What I wonder is... well, what about if someone didn't bother at all. Make a freeform world like Oblivion and didn't bother trying to build anything to prevent people breaking it. It makes it an open expression at the start of the game that you enter the world with the acceptance that you'll be acting in a manner as you would in the real world. That is, you wouldn't treat it as a game. Now the budget that a developer would have spent on trying to cover people acting in reality-broaching fashions, they concentrate entirely on improving the actual world.
Dungard on Cassandra, in his Neverwinter mod Maugeter, did something similar, if less so. Most of the buildings in the town you weren't able to open. If you did, it said "Why would you want to open that?". It's true. How often do you go and open
a random door in town? It's absolutely unreal. So, the logic goes, if you by your actions are breaking reality... well, screw reality. You walk up to the first person in the street and shoot them in the head? You'd never do that. Ever. Let the world not respond, as you're not treating it with the proper seriousness.
Of course, I'm fully aware that part of the fun of games is acting in ways you never would normally. Hell - maybe most of it. But I'm wondering what a game could be like if rather than designing a game based around people who wanted to screw with the game, they designed the game based around the people who actively wanted to play it - how much *more* stuff in terms of things to do could you have? How more realistic AIs could you have when you knew the player wasn't just going to shoot someone on a whim? And so on.

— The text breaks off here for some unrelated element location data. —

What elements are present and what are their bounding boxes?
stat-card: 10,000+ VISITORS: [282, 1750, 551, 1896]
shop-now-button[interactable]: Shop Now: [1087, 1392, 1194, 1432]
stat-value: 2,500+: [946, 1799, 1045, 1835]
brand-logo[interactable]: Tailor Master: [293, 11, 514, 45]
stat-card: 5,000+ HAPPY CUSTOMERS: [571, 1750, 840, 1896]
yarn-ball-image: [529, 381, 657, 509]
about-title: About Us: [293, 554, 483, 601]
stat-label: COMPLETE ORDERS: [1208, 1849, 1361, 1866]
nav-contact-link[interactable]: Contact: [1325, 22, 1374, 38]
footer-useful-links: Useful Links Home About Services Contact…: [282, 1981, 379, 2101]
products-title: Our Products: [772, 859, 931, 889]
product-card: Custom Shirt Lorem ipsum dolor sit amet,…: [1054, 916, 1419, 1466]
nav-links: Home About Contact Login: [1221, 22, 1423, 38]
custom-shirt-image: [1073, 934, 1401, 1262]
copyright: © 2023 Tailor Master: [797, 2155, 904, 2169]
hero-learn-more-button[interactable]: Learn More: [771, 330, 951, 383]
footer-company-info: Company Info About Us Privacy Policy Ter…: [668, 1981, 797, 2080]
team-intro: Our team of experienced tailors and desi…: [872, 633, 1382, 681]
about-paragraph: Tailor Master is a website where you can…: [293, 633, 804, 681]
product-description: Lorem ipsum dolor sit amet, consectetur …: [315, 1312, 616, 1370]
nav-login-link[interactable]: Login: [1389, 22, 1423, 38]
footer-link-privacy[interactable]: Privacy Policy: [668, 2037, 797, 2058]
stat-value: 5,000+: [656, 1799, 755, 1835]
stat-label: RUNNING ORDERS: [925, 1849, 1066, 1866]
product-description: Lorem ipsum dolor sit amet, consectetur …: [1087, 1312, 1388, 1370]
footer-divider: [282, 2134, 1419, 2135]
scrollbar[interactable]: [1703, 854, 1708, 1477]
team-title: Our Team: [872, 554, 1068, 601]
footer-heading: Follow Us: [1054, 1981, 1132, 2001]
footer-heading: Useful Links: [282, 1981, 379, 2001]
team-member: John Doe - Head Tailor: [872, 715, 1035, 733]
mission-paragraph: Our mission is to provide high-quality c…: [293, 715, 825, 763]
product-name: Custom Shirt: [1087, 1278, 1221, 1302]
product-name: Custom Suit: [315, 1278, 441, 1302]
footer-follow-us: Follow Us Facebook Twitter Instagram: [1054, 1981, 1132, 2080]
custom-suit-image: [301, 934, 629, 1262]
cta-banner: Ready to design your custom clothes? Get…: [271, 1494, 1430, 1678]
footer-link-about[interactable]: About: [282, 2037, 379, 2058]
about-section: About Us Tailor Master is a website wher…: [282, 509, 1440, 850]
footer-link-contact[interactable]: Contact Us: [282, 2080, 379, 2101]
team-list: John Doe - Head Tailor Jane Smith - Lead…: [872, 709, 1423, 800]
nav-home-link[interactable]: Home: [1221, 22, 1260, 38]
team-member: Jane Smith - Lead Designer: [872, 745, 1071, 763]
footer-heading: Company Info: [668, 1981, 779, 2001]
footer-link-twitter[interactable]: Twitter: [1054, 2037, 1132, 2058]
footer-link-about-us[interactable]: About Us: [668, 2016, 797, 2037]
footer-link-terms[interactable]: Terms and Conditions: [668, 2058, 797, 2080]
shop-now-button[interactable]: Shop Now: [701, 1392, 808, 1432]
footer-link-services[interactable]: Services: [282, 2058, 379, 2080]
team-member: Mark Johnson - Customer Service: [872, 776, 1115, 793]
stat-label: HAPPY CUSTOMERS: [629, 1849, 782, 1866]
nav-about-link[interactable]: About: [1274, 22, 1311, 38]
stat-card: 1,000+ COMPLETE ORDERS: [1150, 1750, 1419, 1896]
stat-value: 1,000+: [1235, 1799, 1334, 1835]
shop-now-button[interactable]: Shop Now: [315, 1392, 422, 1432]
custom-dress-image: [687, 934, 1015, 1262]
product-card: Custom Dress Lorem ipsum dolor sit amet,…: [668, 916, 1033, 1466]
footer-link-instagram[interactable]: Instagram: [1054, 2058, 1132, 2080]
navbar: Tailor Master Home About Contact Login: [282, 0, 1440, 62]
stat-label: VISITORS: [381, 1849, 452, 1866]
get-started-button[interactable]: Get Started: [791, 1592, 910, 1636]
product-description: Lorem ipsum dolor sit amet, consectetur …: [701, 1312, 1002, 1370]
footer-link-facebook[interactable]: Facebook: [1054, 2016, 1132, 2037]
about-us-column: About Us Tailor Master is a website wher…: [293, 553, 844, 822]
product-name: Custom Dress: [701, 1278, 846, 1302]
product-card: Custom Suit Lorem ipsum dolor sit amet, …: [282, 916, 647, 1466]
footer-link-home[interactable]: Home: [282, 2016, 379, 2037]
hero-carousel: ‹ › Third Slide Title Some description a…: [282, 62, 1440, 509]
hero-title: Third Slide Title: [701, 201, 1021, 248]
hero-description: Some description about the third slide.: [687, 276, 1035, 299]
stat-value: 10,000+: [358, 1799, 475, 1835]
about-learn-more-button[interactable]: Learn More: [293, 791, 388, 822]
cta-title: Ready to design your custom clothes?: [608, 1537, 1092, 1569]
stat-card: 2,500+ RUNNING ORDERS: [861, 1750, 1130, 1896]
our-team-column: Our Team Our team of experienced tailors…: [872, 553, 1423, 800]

So put it like this: a hypothetical game has a 1 million development budget in terms of level designers. At the moment, about half of the work - as in 500,000 pounds - is spent on basic "Let's stop this breaking" design. Would you be interested in playing a game that made no attempt at all to stop you breaking it if it would have twice as much effort on making an interesting, credible and more developed world?
I think the question is pretty much moot, because on a fundamental level, the way we make choices in a game world is totally identical to the way we do in the real world. In both situations, the choices we make are dictated by the perceived consequences of our actions.
For example, if I wander into someone's garden in real life, pick up all their pots and smash them to pieces, not only would I gain nothing, but it's also likely that I'd get into trouble. The harmless and friendly old people living there would complain, I would feel bad about them having to buy new pots, and they might well call the police - so I don't do it.
However, I know that if I were to do this in the Zelda world, not only will I not get into any trouble at all, but there's also a good chance that I'll find some money, or healing potions, that the level designers decided to hide inside the pots. As far as I'm concerned there's nothing to lose, and everything to gain, so I do it every time.
Players will never act in a game world like they would in the real world, until the perceived consequences of actions reflect reality first - and for many kinds of games, this will never happen. Very, very few people want to play a Gran Turismo arcade that crumples up and crushes the player to death when they speed into a wall, or a GTA game where we are taken away to a real jail for running over a virtual pimp.
Most of the time, it really isn't an issue of the player not taking the game world seriously enough - it's other way round. We only appear to behave ridiculously in games because as far as the consequences are concerned, game worlds can be ridiculous places to be in.